On the probabilistic skill of dual‐resolution ensemble forecasts

Increasing spatial resolution and increasing ensemble size both tend to improve the skill of ensemble forecasts. Due to computational constraints, a balance needs to be found in operational NWP. Here, we examine a scenario where ensembles are formed by pooling k lower‐resolution and m higher‐resolution members such that the overall computational cost is equal to the constraint. The approach is applied to medium‐range weather forecasts with ECMWF's Integrated Forecasting System using horizontal resolutions of 18, 29 and 45 km and ensemble sizes ranging from 8 to 254 members. The methodology is similar to the multi‐level Monte‐Carlo approach but does not use stochastic perturbations that are shared between members at different levels.
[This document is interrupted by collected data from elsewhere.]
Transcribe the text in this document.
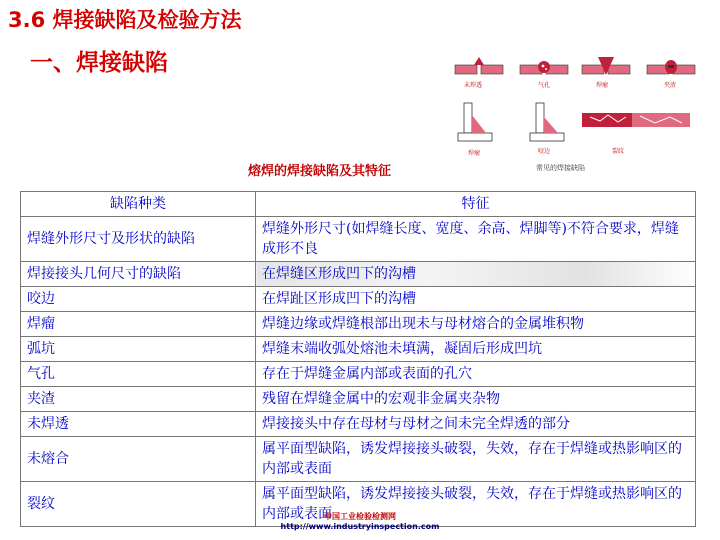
3.6 焊接缺陷及检验方法
一、焊接缺陷
未焊透	气孔	焊瘤	夹渣
焊瘤	咬边	裂纹
常见的焊接缺陷
熔焊的焊接缺陷及其特征
缺陷种类	特征
焊缝外形尺寸及形状的缺陷	焊缝外形尺寸(如焊缝长度、宽度、余高、焊脚等)不符合要求，焊缝成形不良
焊接接头几何尺寸的缺陷	在焊缝区形成凹下的沟槽
咬边	在焊趾区形成凹下的沟槽
焊瘤	焊缝边缘或焊缝根部出现未与母材熔合的金属堆积物
弧坑	焊缝末端收弧处熔池未填满，凝固后形成凹坑
气孔	存在于焊缝金属内部或表面的孔穴
夹渣	残留在焊缝金属中的宏观非金属夹杂物
未焊透	焊接接头中存在母材与母材之间未完全焊透的部分
未熔合	属平面型缺陷，诱发焊接接头破裂，失效，存在于焊缝或热影响区的内部或表面
裂纹	属平面型缺陷，诱发焊接接头破裂，失效，存在于焊缝或热影响区的内部或表面
中国工业检验检测网
http://www.industryinspection.com
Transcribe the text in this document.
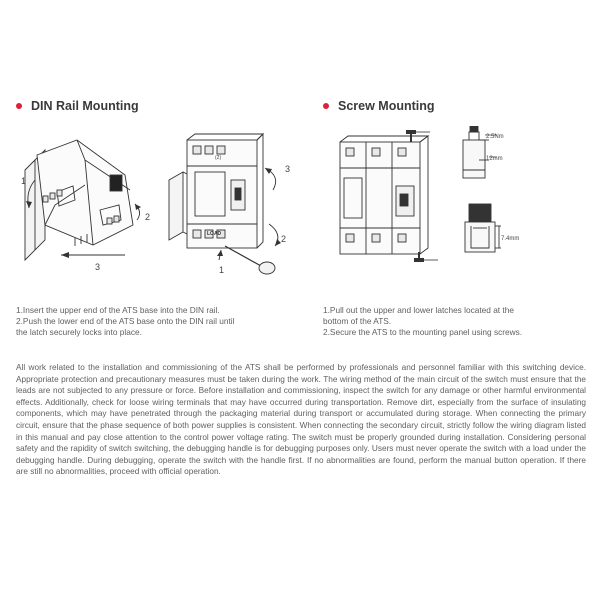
DIN Rail Mounting	Screw Mounting
1
2
3
(2)
LOAD
3
2
1
2.5Nm
12mm
7.4mm
1.Insert the upper end of the ATS base into the DIN rail.
2.Push the lower end of the ATS base onto the DIN rail until
the latch securely locks into place.
1.Pull out the upper and lower latches located at the
bottom of the ATS.
2.Secure the ATS to the mounting panel using screws.
All work related to the installation and commissioning of the ATS shall be performed by professionals and personnel familiar with this switching device. Appropriate protection and precautionary measures must be taken during the work. The wiring method of the main circuit of the switch must ensure that the leads are not subjected to any pressure or force. Before installation and commissioning, inspect the switch for any damage or other harmful environmental effects. Additionally, check for loose wiring terminals that may have occurred during transportation. Remove dirt, especially from the surface of insulating components, which may have penetrated through the packaging material during transport or accumulated during storage. When connecting the primary circuit, ensure that the phase sequence of both power supplies is consistent. When connecting the secondary circuit, strictly follow the wiring diagram listed in this manual and pay close attention to the control power voltage rating. The switch must be properly grounded during installation. Considering personal safety and the rapidity of switch switching, the debugging handle is for debugging purposes only. Users must never operate the switch with a load under the debugging handle. During debugging, operate the switch with the handle first. If no abnormalities are found, perform the manual button operation. If there are still no abnormalities, proceed with official operation.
Probabilistic skill is quantified for 850 hPa temperature verified against analyses and 2 m temperature verified against station observations. Generally, dual‐resolution ensembles with similar numbers of lower and higher‐resolution members provide the optimal configuration for 2 m temperature prediction. In contrast, single‐resolution ensembles appear to be the most skilful for 850 hPa temperature. The dual‐resolution ensembles are a special kind of multi‐model ensemble. An analytic model describing the skill of such a multi‐model ensemble is developed and its parameters are estimated from the actual verification statistics. The model is capable of describing the general differences in behaviour between 2 m temperature and 850 hPa temperature. A 5‐day dual‐resolution ensemble forecast of 2 m temperature (°C) with horizontal resolutions of 45 and 18 km. Producing one of the higher‐resolution members requires the same computational resources as 16 lower‐resolution members. The aim is to maximize the probabilistic skill of such dual‐resolution ensembles. How many higher‐resolution members should the ensemble have, given fixed computational resources?